Procurou um Centro de Umbanda, onde encontrou sentido nas
suas visões. “No início eu fiquei com medo, muito assustada,
pensei que estava ficando louca, li um artigo na internet sobre
tumores cerebrais. Até fui em um neurologista, que fez eletro,
ressonância... não achou nada. Quis me dar remédio de doido, eu
não aceitei. Porque eu sei que não ‘tava’ doida. Mas eu não tinha
mais paz, doutor. Era dia e noite falação na minha cabeça,
fantasma pelos cantos. Aí fui ao centro espírita e tudo se resolveu.
Descobri que sou médium. Estou aprendendo a deixar eles falarem
só na hora que posso atender. Voltei a ter paz. ”

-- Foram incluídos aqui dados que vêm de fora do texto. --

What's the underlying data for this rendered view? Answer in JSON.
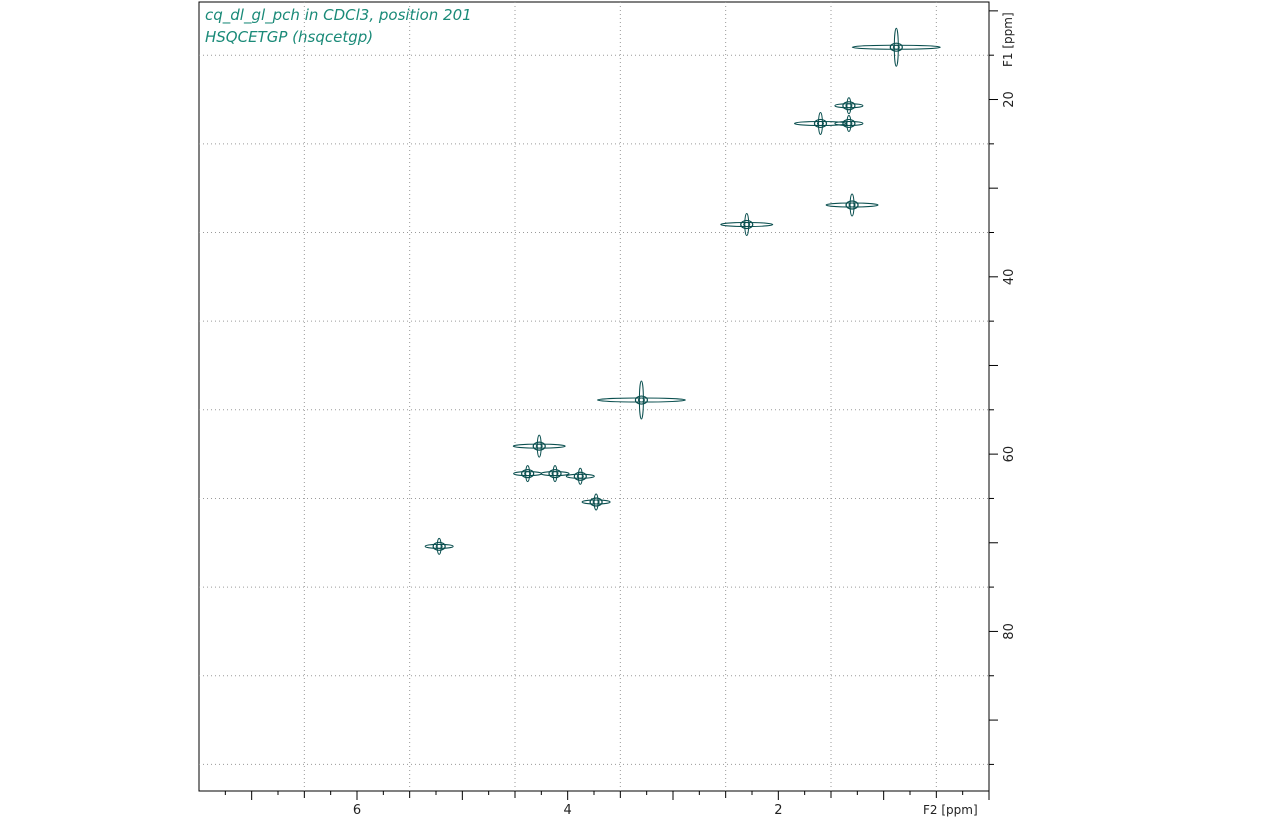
{
  "chart_data": {
    "type": "scatter",
    "title": "cq_dl_gl_pch in CDCl3, position 201",
    "subtitle": "HSQCETGP (hsqcetgp)",
    "xlabel": "F2 [ppm]",
    "ylabel": "F1 [ppm]",
    "xlim": [
      7.5,
      0.0
    ],
    "ylim": [
      9.0,
      98.0
    ],
    "x_reversed": true,
    "y_reversed": true,
    "x_ticks": [
      6,
      4,
      2
    ],
    "y_ticks": [
      20,
      40,
      60,
      80
    ],
    "grid": true,
    "contour_color": "#0a4f4f",
    "title_color": "#1a8a78",
    "series": [
      {
        "values": [
          {
            "x": 0.88,
            "y": 14.1
          },
          {
            "x": 1.6,
            "y": 22.7
          },
          {
            "x": 1.33,
            "y": 22.7
          },
          {
            "x": 1.33,
            "y": 20.7
          },
          {
            "x": 1.3,
            "y": 31.9
          },
          {
            "x": 2.3,
            "y": 34.1
          },
          {
            "x": 3.3,
            "y": 53.9
          },
          {
            "x": 4.27,
            "y": 59.1
          },
          {
            "x": 4.38,
            "y": 62.2
          },
          {
            "x": 4.12,
            "y": 62.2
          },
          {
            "x": 3.88,
            "y": 62.5
          },
          {
            "x": 3.73,
            "y": 65.4
          },
          {
            "x": 5.22,
            "y": 70.4
          }
        ]
      }
    ]
  }
}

Sobre o caso em tela, analise as seguintes afirmativas:
I. O diagnóstico psiquiátrico é baseado em uma semiologia da
experiência subjetiva, em primeira pessoa, e nem fenômeno
muito menos sua causa primeira não podem ser determinados
objetivamente. Neste contexto, a influência dos valores tende
a se sobressair no julgamento clínico. Quando há conflitos
entre valores, o papel dos mesmos se torna mais evidente e a
tomada de decisões mais complexa.
II. O DSM não nos permite aplicar um diagnóstico em
circunstâncias onde a cultura do indivíduo se harmoniza com
o fenômeno expressado. Por exemplo, espíritas e médiuns
que vêem e ouvem “espíritos” não podem ser diagnosticados
como psicóticos manifestando alucinações.
III. O que nos indica a sanidade mental de Joceia é a sua relação
com a experiência subjetiva: manteve um juízo crítico a
respeito do fenômeno, buscou uma explicação plausível para
o mesmo e ponderou sobre essa explicação de forma coerente
com a pluralidade de entendimentos sobre a realidade.